# Big hole 180 lathe



## Niels Abildgaard (Jul 22, 2019)

I have a new Weiss Machinery 180 lathe and have made a new,bigger and more rigid spindle.

https://www.model-engineer.co.uk/forums/postings.asp?th=141922&p=1#PostTop

I wonder if there would be need of a new Church to worship these chinese lathes?
First mention of old american or UK iron will mean immidiate excommunication.
If there already exist an internet forum please le me know and iwill overload it with praise and videos.


----------



## Niels Abildgaard (Jan 8, 2020)

https://www.ebay.com/itm/Upgrade-75...342735?hash=item3fc499a30f:g:SVUAAOSw6D5d9yEp



This is a newer version than mine  with 38mm spinle bore from factory.
The two new bearings of type 32912 will fit headstock without modifiation.
A spindle with 50mm or 2 inch bore will be possible.


----------



## goldstar31 (Jan 9, 2020)

Niels Abildgaard said:


> p=1#PostTop
> 
> I wonder if there would be need of a new Church to worship these chinese lathes?
> First mention of old american or UK iron will mean immidiate excommunication.
> If there already exist an internet forum please le me know and iwill overload it with praise and videos.




We, Brits are poised in less than a month now to 'get the Hell out of Europe' for better or worse.

 We don't even know whether the much loved 'German Christmas Markets' will lighten our grim  British existences.

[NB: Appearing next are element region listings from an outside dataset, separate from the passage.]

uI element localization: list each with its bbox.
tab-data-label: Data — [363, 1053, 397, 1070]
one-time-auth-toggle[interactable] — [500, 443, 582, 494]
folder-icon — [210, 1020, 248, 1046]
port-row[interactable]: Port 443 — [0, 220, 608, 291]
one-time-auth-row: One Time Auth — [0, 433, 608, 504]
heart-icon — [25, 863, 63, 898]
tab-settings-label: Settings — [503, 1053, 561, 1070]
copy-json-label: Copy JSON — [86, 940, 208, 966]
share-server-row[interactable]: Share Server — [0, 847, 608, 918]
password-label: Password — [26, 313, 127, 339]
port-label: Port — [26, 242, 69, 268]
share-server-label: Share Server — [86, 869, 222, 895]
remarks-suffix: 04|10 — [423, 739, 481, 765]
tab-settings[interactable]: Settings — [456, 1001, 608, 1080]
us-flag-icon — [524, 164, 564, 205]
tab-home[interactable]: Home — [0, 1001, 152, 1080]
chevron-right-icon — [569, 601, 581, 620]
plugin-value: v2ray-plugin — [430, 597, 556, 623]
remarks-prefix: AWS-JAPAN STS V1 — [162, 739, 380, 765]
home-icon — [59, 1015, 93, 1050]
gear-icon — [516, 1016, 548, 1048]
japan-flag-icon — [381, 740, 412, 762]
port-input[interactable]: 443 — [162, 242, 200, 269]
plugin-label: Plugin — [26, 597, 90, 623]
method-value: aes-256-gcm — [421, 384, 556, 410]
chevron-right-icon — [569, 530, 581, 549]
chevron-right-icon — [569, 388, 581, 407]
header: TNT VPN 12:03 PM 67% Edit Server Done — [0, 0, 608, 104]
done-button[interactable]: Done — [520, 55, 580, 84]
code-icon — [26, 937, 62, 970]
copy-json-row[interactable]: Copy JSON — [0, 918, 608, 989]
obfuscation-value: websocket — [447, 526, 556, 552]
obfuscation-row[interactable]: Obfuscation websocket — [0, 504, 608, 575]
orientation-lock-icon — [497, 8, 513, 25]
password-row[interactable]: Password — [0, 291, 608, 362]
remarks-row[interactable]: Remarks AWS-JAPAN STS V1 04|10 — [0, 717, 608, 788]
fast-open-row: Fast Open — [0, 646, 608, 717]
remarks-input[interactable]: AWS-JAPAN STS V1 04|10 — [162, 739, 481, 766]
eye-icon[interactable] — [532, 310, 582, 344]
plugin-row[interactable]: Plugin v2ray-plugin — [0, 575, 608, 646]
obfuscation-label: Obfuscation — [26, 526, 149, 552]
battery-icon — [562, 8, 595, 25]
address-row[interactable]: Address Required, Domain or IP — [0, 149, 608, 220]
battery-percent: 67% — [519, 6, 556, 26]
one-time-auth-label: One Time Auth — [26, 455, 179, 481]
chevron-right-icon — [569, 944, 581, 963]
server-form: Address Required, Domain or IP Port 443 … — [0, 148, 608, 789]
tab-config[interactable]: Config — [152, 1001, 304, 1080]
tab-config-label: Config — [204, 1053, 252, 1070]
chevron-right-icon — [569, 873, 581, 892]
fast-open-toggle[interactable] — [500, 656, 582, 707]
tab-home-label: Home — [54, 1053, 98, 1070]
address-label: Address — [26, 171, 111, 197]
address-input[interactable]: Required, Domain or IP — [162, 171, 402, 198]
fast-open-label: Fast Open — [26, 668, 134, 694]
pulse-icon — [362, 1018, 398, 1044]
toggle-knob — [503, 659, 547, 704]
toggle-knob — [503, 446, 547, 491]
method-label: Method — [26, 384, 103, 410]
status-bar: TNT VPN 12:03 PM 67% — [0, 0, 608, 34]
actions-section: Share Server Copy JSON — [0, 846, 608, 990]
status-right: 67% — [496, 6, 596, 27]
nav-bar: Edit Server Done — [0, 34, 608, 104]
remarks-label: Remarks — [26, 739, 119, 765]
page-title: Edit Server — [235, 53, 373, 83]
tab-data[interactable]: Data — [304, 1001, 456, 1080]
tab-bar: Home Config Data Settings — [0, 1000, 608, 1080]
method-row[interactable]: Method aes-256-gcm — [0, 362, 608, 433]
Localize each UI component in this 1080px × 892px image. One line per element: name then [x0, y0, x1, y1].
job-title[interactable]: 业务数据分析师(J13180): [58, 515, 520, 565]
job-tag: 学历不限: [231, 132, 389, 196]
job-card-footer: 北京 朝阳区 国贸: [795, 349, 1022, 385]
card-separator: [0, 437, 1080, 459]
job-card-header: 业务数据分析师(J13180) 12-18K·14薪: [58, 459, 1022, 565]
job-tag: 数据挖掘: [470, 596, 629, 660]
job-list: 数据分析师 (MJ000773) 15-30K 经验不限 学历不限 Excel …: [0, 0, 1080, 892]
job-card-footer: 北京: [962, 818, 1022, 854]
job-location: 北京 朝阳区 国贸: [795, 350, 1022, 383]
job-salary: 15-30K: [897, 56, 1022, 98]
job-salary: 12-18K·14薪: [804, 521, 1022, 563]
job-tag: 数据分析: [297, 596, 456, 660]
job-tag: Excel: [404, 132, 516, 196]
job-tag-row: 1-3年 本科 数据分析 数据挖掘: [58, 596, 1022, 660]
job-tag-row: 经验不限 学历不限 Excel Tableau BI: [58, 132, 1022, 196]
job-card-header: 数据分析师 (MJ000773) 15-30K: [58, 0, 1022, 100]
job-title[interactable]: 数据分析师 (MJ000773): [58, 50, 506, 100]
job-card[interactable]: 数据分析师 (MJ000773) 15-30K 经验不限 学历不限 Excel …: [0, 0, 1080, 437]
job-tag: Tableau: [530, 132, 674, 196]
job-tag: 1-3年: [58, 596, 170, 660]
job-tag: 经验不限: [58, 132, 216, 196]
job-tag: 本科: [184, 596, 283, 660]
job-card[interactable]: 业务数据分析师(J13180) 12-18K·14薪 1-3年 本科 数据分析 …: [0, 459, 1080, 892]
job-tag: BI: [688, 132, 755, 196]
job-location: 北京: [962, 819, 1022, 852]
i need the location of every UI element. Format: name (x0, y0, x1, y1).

Apart from that, none of us know how much Brexit is going to cost and whether someone will actually offer a sales service for your new choice of lathe- or for those of us( me) who know where France and Germany are will be bothered.
Last Year( 2019) I went to the Doncaster Model Exhibition to discover a dearth of Machine Tools on sale and prior to this , I went to the London Show with only one seller. In a few days, fewer stands will be there and again,, only ONE trader will display lathes- and those are reconditioned Myfords at a price which seemingly few will be able to afford.

What the response to other areas in the World remains a guess- except to say that China seems to have got its feet firmly established in the rest of the World. From what I can gather, identical Chinese tools are far cheaper in the USA than here in the UK.

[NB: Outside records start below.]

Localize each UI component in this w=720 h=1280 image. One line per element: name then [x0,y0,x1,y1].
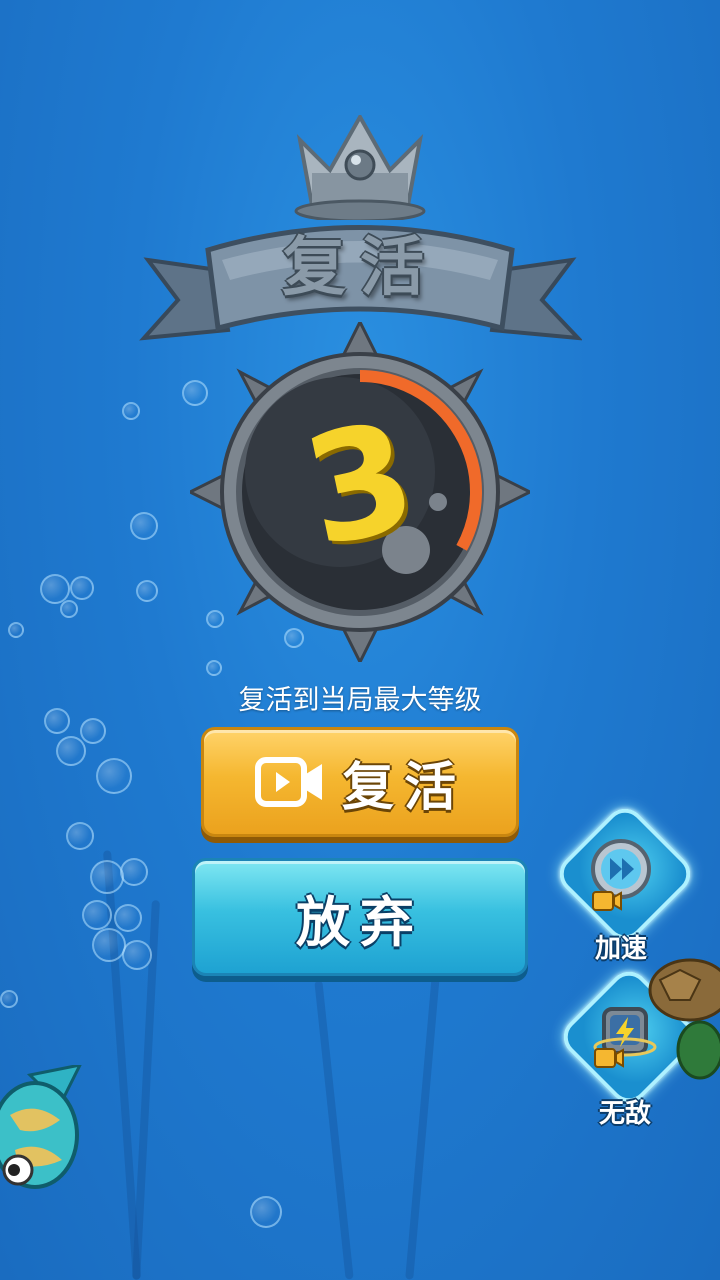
bubble [114,904,142,932]
bubble [96,758,132,794]
bubble [130,512,158,540]
bubble [60,600,78,618]
give-up-button[interactable]: 放弃 [192,858,528,976]
bubble [206,660,222,676]
bubble [56,736,86,766]
turtle-character [648,958,720,1080]
video-badge-icon [592,891,622,911]
bubble [82,900,112,930]
bubble [250,1196,282,1228]
bubble [136,580,158,602]
crown-icon [294,115,426,220]
seaweed [405,940,443,1280]
video-badge-icon [594,1048,624,1068]
bubble [70,576,94,600]
bubble [92,928,126,962]
bubble [0,990,18,1008]
speed-powerup-button[interactable]: 加速 [551,800,699,964]
seaweed [314,980,354,1280]
give-up-button-label: 放弃 [296,890,424,954]
dialog-title: 复活 [282,231,438,305]
bubble [122,402,140,420]
invincible-powerup-label: 无敌 [598,1099,651,1129]
bubble [120,858,148,886]
revive-button-label: 复活 [341,757,466,818]
bubble [122,940,152,970]
fish-character [0,1065,82,1189]
countdown-number: 3 [290,389,430,581]
video-icon [254,757,322,807]
revive-description: 复活到当局最大等级 [238,685,482,716]
bubble [66,822,94,850]
bubble [8,622,24,638]
bubble [80,718,106,744]
revive-button[interactable]: 复活 [201,727,519,837]
bubble [90,860,124,894]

There is an odd 'blip' regarding your amusing comment about 'Churches'. Yesterday, I got the invitation to join a rather select  'Chinese' society offering rather enticing discounts for my membership. Suffice to say that I'm simply keeping a friendly association with other members. I already have  long and VERY close association with HongKong.

About lathes? Certainly not!

Norman


----------